Le tribunal de Sidi M’hamed d’Alger a rendu son vendredi, ce lundi,  dans l’affaire dite Yugarithen Palace. L’ancien Premier ministre Abdelmalek Sellal, qui faisait partie des accusés a fini par être acquitté dans cette affaire où il était poursuivi pour corruption.

Dans cette affaire, les faits remontent à la fin des années 1990, à l’époque desquelles un promoteur de Béjaïa avait demandé un permis de construction pour bâtir un hôtel cinq étoiles de 14 étages au lieu dit, brise de mer à Béjaïa. Constatant que sa demande n’ait reçu de suite, l’investisseur en question saisit alors la justice pour obtenir gain de cause un an plus tard, c’est-à-dire en 2000.

Cette décision de justice avait, cependant,  été annulée en 2003 par le Conseil d’État, à la suite d’une requête de la direction des mines de Béjaïa ayant signalé que l’hôtel était construit à proximité d’un pipeline proche du terminal du port pétrolier.

Le Conseil d’État avait donc ordonné la démolition de cet hôtel d’une superficie de plus de 16.000 m², entre bâti et non-bâti, au coûté faramineux dépassant les quatre millions de dollars.
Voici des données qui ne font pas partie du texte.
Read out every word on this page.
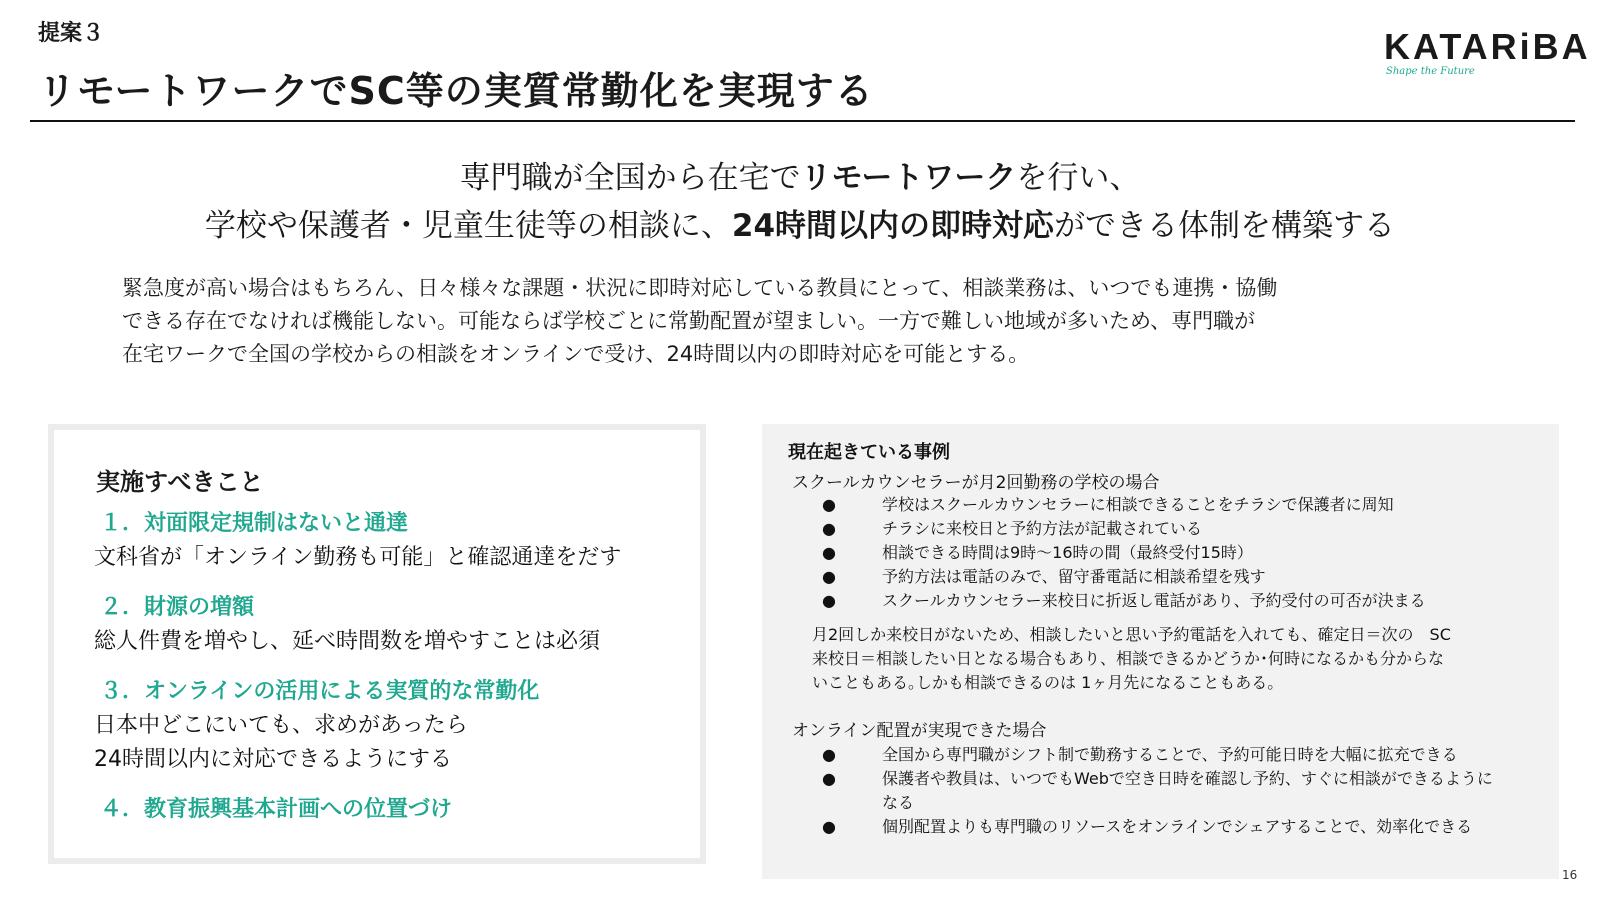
提案３
リモートワークでSC等の実質常勤化を実現する
KATARiBA
Shape the Future
専門職が全国から在宅でリモートワークを行い、
学校や保護者・児童生徒等の相談に、24時間以内の即時対応ができる体制を構築する
緊急度が高い場合はもちろん、日々様々な課題・状況に即時対応している教員にとって、相談業務は、いつでも連携・協働
できる存在でなければ機能しない。可能ならば学校ごとに常勤配置が望ましい。一方で難しい地域が多いため、専門職が
在宅ワークで全国の学校からの相談をオンラインで受け、24時間以内の即時対応を可能とする。
実施すべきこと
１．対面限定規制はないと通達
文科省が「オンライン勤務も可能」と確認通達をだす
２．財源の増額
総人件費を増やし、延べ時間数を増やすことは必須
３．オンラインの活用による実質的な常勤化
日本中どこにいても、求めがあったら
24時間以内に対応できるようにする
４．教育振興基本計画への位置づけ
現在起きている事例
スクールカウンセラーが月2回勤務の学校の場合
●	学校はスクールカウンセラーに相談できることをチラシで保護者に周知
●	チラシに来校日と予約方法が記載されている
●	相談できる時間は9時〜16時の間（最終受付15時）
●	予約方法は電話のみで、留守番電話に相談希望を残す
●	スクールカウンセラー来校日に折返し電話があり、予約受付の可否が決まる
月2回しか来校日がないため、相談したいと思い予約電話を入れても、確定日＝次の　SC
来校日＝相談したい日となる場合もあり、相談できるかどうか･何時になるかも分からな
いこともある｡しかも相談できるのは 1ヶ月先になることもある｡
オンライン配置が実現できた場合
●	全国から専門職がシフト制で勤務することで、予約可能日時を大幅に拡充できる
●	保護者や教員は、いつでもWebで空き日時を確認し予約、すぐに相談ができるように
なる
●	個別配置よりも専門職のリソースをオンラインでシェアすることで、効率化できる
16
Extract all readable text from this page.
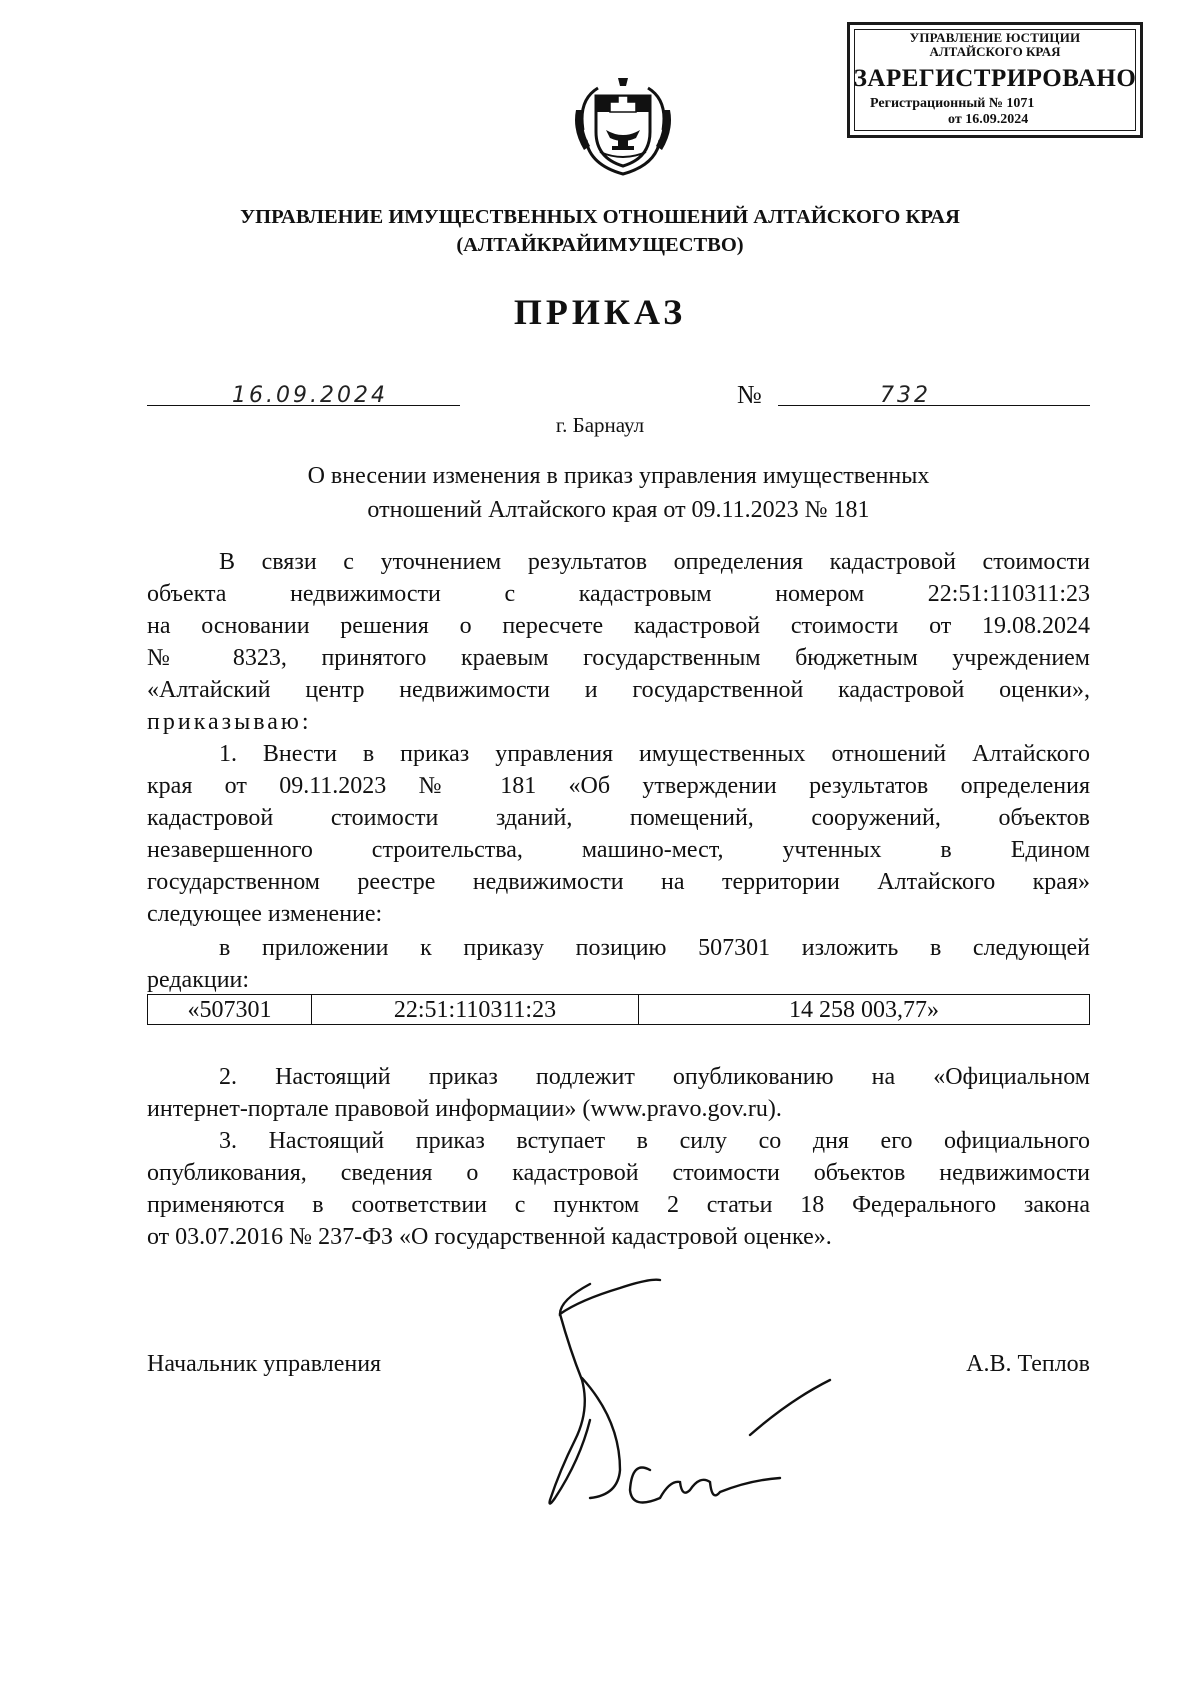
УПРАВЛЕНИЕ ЮСТИЦИИ
АЛТАЙСКОГО КРАЯ
ЗАРЕГИСТРИРОВАНО
Регистрационный № 1071
от 16.09.2024
УПРАВЛЕНИЕ ИМУЩЕСТВЕННЫХ ОТНОШЕНИЙ АЛТАЙСКОГО КРАЯ
(АЛТАЙКРАЙИМУЩЕСТВО)
ПРИКАЗ
16.09.2024	№	732
г. Барнаул
О внесении изменения в приказ управления имущественных
отношений Алтайского края от 09.11.2023 № 181
В связи с уточнением результатов определения кадастровой стоимости
объекта недвижимости с кадастровым номером 22:51:110311:23
на основании решения о пересчете кадастровой стоимости от 19.08.2024
№ 8323, принятого краевым государственным бюджетным учреждением
«Алтайский центр недвижимости и государственной кадастровой оценки»,
приказываю:
1. Внести в приказ управления имущественных отношений Алтайского
края от 09.11.2023 № 181 «Об утверждении результатов определения
кадастровой стоимости зданий, помещений, сооружений, объектов
незавершенного строительства, машино-мест, учтенных в Едином
государственном реестре недвижимости на территории Алтайского края»
следующее изменение:
в приложении к приказу позицию 507301 изложить в следующей
редакции:
«507301	22:51:110311:23	14 258 003,77»
2. Настоящий приказ подлежит опубликованию на «Официальном
интернет-портале правовой информации» (www.pravo.gov.ru).
3. Настоящий приказ вступает в силу со дня его официального
опубликования, сведения о кадастровой стоимости объектов недвижимости
применяются в соответствии с пунктом 2 статьи 18 Федерального закона
от 03.07.2016 № 237-ФЗ «О государственной кадастровой оценке».
Начальник управления	А.В. Теплов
La situation a fini par être débloquée en 2015 et le promoteur a relancé le projet suite à une correspondance du cabinet du Premier ministre Abdelmalek Sellal.

Rappelons qu’aux côtés d’Abdelmalek Sellal, plusieurs autres responsables, dont l’ancien wali de Béjaïa, l’ancien SG de la wilaya de Béjaïa et l’ancien chef de cabinet du Premier ministre, Mustapha Rahiel étaient poursuivis dans cette affaire.